Fotos: Rubén Garay

Lupercalia indómita

Por Gustavo A. Cruz Cerna 

Con su primera exposición individual en la Ciudad de México, la artista Cosa Rapozo (Guanajuato, 1987) ofrece una serie de exploraciones materiales que desmontan con mucha precisión la idea de lo doméstico. Como su título lo indica, esta operación se echa a andar recurriendo a una serie de categorías que contradicen al resultado de la doma, esto es, lo salvaje, lo bestial y lo silvestre. Es gracias a este juego de oposiciones que Cosa Rapozo elude la repetición de obviedades en las que se ven aprisionadas muchas propuestas contemporáneas que se dejan llevar por la inercia discursiva. En Lupercalia indómita la naturaleza no toma la forma de cubierta de Atalaya. Por el contrario, nos ofrece una malicia que se camufla entre listones, encajes y corazones. 

        Como lo haría cualquier artista contemporánea que conoce su oficio, el punto de partida de Cosa Rapozo es el espacio que alberga su muestra. La sede capitalina de Guadalajara90210 es una casa de clase media ubicada en la colonia Escandón, lo que ofrece de entrada una serie de vestigios arquitectónicos en los que los valores de la familia nuclear, unidad básica de la domesticación capitalista, son contenidos y transmitidos. Así, en la exposición la casa se comporta como tal, pero mostrando su rostro más amenazante.
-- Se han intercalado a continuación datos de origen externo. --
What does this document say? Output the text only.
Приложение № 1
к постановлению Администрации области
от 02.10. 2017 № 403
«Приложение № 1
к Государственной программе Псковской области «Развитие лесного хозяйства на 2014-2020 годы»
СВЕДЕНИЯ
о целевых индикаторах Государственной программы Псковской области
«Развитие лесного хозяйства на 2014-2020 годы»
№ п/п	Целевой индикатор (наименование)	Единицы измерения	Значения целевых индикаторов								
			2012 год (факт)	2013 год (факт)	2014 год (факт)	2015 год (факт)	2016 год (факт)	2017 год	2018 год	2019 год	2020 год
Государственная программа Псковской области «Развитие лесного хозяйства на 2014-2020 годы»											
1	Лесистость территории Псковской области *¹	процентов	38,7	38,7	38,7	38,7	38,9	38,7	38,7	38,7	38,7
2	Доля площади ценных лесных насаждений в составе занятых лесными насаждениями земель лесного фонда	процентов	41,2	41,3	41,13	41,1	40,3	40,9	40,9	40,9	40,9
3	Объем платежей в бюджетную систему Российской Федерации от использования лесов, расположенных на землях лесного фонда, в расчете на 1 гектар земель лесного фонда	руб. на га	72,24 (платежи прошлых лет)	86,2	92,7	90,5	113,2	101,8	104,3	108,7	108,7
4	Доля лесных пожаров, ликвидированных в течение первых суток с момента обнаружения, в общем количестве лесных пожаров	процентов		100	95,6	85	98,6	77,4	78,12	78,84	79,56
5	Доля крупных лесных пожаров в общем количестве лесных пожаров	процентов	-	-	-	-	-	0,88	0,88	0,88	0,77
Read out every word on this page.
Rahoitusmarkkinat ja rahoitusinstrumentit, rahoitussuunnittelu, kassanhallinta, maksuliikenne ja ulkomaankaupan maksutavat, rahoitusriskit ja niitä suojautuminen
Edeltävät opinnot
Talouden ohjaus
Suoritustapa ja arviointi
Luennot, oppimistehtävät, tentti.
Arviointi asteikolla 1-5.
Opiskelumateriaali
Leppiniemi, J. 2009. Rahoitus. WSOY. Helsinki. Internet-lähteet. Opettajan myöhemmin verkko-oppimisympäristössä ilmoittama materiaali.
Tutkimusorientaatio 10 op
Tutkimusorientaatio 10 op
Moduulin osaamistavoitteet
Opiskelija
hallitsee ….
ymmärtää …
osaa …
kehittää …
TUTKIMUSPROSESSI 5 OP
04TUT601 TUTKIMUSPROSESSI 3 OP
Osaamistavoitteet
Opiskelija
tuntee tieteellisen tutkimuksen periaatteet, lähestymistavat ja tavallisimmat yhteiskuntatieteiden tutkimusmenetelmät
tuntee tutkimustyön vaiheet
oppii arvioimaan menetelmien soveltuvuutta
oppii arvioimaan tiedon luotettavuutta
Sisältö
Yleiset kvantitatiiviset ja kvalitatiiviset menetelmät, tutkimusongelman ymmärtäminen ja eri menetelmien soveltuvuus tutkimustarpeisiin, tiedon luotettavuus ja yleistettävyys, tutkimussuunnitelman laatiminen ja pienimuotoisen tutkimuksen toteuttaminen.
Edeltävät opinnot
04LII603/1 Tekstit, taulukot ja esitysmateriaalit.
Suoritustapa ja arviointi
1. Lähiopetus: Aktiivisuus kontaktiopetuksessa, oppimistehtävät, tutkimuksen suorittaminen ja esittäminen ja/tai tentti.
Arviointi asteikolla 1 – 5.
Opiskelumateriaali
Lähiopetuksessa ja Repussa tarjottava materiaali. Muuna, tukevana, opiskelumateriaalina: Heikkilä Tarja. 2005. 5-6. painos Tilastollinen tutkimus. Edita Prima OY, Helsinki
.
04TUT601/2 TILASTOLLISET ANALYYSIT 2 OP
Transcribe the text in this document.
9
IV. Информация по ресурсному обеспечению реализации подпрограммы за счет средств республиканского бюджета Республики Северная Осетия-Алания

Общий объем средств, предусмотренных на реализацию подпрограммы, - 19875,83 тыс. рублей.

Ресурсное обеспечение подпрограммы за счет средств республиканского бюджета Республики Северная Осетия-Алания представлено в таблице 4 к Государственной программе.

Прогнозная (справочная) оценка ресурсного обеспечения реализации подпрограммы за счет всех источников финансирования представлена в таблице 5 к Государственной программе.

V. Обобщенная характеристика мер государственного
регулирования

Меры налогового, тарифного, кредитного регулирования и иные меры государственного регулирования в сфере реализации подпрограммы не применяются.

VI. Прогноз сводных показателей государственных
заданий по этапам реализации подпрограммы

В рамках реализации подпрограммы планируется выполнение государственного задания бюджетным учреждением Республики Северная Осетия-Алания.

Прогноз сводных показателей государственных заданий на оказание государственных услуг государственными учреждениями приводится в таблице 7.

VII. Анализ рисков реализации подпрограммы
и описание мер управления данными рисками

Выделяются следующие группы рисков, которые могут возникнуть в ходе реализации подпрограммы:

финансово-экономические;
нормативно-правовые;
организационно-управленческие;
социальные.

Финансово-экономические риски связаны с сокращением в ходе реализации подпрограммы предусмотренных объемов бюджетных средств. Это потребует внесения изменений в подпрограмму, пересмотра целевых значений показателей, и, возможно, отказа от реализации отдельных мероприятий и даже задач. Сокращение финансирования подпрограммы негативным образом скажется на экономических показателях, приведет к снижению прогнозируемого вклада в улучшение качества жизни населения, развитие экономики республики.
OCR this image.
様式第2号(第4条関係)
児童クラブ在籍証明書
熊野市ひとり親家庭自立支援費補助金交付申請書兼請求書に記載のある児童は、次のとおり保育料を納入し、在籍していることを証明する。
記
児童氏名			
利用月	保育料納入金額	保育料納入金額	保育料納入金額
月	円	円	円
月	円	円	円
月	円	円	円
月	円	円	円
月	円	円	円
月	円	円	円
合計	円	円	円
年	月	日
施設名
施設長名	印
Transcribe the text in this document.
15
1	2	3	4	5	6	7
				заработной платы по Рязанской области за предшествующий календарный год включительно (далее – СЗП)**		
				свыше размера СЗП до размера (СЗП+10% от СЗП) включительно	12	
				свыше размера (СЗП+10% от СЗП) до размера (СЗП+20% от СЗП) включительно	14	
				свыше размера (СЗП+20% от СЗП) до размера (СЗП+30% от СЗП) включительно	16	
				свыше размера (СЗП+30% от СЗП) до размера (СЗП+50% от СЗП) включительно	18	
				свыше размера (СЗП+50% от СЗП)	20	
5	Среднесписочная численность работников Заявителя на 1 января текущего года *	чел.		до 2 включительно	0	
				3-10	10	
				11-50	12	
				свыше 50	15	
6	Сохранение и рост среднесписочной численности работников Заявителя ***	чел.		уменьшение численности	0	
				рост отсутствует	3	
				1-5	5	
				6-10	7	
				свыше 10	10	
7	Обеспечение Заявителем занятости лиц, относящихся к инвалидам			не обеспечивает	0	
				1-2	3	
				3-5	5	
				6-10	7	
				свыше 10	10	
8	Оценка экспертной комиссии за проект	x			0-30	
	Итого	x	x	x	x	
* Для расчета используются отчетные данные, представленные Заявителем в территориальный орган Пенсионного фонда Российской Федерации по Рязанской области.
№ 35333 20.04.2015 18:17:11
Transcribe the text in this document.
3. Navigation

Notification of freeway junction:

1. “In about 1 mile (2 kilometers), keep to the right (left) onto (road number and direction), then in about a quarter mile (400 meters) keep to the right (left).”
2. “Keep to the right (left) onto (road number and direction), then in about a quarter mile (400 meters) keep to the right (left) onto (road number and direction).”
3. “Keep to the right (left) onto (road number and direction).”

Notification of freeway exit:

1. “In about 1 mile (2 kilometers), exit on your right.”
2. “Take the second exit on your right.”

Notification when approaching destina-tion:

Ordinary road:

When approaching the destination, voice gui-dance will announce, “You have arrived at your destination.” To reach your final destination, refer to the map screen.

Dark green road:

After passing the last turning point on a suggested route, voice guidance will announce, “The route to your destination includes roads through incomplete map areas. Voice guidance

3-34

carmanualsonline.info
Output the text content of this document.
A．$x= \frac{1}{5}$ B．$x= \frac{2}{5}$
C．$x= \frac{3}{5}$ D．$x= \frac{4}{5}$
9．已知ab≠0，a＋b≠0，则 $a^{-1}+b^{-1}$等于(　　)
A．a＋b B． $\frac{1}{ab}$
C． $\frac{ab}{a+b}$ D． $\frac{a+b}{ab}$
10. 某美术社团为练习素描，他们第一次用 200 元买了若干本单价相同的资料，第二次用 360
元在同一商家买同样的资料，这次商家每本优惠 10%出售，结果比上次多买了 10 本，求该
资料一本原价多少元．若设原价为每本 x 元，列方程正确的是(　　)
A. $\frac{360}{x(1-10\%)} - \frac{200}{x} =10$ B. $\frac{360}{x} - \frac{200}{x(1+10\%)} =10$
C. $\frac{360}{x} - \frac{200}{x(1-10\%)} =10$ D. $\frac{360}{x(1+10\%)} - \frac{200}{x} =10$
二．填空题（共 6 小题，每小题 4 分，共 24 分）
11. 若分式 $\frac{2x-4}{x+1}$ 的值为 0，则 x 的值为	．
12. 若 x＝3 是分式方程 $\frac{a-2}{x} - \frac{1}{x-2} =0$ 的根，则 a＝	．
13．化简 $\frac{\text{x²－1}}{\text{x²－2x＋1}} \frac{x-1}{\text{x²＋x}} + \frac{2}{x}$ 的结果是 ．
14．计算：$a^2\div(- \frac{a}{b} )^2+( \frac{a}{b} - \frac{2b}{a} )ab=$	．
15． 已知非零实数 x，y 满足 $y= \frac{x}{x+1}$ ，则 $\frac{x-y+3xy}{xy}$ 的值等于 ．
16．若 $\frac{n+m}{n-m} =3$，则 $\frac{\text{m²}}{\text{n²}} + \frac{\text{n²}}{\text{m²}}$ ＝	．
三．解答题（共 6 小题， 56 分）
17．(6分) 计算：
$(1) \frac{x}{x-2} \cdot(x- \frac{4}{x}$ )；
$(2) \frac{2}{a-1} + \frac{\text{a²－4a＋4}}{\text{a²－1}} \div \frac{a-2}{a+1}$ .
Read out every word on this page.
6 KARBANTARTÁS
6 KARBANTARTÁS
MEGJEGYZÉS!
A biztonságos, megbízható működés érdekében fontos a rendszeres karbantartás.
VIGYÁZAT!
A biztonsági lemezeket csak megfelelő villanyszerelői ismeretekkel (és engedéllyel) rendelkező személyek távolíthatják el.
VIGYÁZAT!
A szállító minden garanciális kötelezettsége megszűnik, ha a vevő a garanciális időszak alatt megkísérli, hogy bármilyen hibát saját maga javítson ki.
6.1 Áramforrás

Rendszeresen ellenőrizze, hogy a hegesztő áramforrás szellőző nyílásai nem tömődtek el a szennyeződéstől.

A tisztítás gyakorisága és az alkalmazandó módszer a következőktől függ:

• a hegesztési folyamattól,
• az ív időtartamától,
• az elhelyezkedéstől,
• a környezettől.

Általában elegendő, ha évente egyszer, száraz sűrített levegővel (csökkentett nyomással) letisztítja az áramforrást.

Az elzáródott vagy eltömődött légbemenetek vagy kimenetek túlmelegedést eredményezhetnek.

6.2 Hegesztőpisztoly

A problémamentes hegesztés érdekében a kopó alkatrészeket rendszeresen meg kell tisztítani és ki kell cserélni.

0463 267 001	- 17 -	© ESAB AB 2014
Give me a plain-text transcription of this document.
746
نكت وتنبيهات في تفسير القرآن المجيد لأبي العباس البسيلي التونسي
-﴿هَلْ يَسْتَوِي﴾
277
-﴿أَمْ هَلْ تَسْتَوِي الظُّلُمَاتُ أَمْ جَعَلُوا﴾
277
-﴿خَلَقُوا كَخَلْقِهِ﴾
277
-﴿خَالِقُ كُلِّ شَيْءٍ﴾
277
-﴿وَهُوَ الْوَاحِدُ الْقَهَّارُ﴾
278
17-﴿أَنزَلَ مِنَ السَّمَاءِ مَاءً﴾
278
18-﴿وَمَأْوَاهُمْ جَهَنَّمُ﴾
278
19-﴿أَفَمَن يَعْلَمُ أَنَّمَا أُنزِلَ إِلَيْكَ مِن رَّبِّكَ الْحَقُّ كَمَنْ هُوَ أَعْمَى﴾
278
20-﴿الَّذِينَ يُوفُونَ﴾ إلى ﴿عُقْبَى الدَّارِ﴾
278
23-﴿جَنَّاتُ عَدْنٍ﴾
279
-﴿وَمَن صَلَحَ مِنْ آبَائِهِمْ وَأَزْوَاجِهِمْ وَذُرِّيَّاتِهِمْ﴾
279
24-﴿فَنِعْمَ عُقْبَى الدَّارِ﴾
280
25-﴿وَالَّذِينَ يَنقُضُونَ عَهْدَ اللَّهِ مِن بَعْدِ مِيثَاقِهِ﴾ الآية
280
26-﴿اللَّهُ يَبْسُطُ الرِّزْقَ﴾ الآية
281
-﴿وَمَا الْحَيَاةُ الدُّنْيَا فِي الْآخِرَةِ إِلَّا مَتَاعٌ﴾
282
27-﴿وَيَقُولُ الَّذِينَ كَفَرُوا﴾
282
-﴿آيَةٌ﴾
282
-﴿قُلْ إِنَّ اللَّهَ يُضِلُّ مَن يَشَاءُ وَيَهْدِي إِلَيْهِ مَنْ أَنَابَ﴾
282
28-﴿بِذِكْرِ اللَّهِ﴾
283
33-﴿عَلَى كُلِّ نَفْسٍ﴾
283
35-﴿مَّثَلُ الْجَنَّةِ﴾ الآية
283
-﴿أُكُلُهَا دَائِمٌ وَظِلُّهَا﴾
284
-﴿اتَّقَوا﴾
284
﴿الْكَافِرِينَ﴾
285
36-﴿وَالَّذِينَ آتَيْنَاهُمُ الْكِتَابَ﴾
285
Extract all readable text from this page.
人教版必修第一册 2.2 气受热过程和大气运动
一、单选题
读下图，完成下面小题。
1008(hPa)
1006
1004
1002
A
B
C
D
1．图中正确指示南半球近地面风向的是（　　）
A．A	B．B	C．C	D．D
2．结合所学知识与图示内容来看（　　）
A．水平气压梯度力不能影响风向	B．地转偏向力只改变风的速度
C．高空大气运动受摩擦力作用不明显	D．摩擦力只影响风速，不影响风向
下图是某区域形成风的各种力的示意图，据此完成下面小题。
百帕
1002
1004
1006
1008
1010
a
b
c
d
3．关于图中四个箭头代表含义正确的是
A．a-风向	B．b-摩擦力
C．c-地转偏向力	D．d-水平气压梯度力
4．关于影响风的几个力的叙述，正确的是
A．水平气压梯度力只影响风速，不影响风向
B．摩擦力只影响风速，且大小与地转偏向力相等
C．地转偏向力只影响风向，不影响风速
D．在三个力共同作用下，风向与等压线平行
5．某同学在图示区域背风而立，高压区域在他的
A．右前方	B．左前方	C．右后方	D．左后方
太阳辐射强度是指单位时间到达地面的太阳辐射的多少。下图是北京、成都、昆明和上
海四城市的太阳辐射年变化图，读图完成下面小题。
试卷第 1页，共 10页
        La primera habitación de la exhibición funciona, según lo indica el texto curatorial, como una sala-comedor. Destaca el papel tapiz que Cosa Rapozo aplicó en las paredes, un tupido diseño floral que ruge aburguesamiento. En los muros más cercanos a la entrada, vemos piezas que sugieren la función de recibidor: en Las llaves (2023),[1] metal fundido toma la forma de unas garras amenazantes que cuelgan de una argolla; realizados en el mismo material, encontramos un par de ornamentos, un corazón dentado y una mandíbula animal (Los metales me gustan) pensados para engalanar pezones; del lado contrario, un trozo de piel sintética en cuyo pelaje se han dibujado con rasuradora varios corazones es sostenido por dos zarpas de metal, a la manera de una capa o rebozo (Señuelo); en el muro contiguo, dos repisas forradas con el mismo tapiz alojan una dentadura de yeso y colmillos metálicos (Grillz) y un par de guantes vaciados en concreto con motivos en metal en las puntas de los dedos (Uñas largas, casi garras).


[1] Todas las piezas fueron realizadas en 2023, así que en adelante se prescindirá de esta indicación.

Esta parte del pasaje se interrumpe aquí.